Buku tidak selalu berisi uraian ilmiah akademis teoritis tentang suatu hal. Buktinya, waktu aku pergi ke toko buku, yang ditawarkan di sana sangat beragam. Ada buku tentang aneka tip rumah tangga, buku harian tokoh tertentu, sampai nama-nama bagi bayi. Ada juga buku resep masakan, buku humor, juga novel dan cerita pendek. Bahkan aku pernah melihat buku yang isinya postingan dari suatu blog seseorang. Nah, dalam bayanganku, jika pengalaman berwisata para kompasianer itu dikompilasikan, tentu akan lahir buku panduan berwisata seperti Lonely Planet. Cerita fiksi yang ditulis kompasianer bisa dikompilasi menjadi buku kumpulan cerita pendek atau cerita bersambung.
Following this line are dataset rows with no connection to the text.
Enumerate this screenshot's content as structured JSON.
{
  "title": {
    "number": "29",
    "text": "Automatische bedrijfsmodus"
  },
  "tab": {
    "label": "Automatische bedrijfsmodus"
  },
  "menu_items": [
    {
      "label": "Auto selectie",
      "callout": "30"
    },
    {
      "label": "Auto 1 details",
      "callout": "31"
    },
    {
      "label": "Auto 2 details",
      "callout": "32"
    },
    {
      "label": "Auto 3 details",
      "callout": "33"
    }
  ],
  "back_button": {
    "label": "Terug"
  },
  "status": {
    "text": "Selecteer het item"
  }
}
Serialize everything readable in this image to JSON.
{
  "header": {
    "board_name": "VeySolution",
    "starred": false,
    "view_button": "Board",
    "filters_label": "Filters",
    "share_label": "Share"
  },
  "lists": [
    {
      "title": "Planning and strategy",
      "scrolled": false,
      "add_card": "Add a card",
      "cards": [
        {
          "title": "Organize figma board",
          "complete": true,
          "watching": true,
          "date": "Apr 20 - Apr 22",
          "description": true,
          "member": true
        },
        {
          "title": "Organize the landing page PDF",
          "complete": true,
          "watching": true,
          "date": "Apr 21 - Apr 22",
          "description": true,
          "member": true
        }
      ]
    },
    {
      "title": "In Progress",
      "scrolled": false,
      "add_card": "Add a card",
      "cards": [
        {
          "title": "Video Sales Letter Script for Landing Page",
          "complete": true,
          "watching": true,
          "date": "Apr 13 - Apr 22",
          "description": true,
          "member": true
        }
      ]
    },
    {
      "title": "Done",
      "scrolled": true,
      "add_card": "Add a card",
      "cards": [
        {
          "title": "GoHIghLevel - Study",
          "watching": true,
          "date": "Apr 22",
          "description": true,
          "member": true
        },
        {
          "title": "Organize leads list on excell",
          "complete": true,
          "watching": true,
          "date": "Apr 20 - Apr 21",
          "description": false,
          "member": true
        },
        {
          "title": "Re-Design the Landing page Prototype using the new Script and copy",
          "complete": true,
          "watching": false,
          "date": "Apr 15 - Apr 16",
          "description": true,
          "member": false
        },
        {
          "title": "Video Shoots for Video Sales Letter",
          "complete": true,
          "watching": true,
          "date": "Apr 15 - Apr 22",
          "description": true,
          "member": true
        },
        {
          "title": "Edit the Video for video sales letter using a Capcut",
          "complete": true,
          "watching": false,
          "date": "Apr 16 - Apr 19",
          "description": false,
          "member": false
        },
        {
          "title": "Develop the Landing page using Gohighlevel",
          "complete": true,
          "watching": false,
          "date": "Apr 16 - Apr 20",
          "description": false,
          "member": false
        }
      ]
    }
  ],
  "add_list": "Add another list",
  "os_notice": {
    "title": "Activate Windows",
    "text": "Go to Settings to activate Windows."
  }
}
Tentu saja hal ini memerlukan proses, kang. Membuat draft buku tidak semudah membalik telapak tangan. Ujug-ujug dadi. Nggak mungkin itu. Tapi, menurutku bisa dimulai dari membuat tulisan-tulisan yang bernas. Ah, tentu teman-teman kompasianer paham maksud tulisan yang bernas itu. Selanjutnya, bila draft buku dinilai cukup layak, kita tawarkan ke penerbit. Bukankah sekarang banyak penerbit baru yang muncul? Mereka tentu mem-butuhkan naskah buku sebanyak mungkin. Nah, bekerja sama dengan penerbit me-mungkinkan kita menyebarluaskan ide-ide brilian tadi ke seluruh nusantara. Semakin banyak orang Indonesia yang tercerahkan ber-kat buku kita, semakin besar nilai diri kita di hadapan Allah swt. Bukankah sebaik-baik manusia adalah yang paling besar manfaatnya bagi sesama, kang?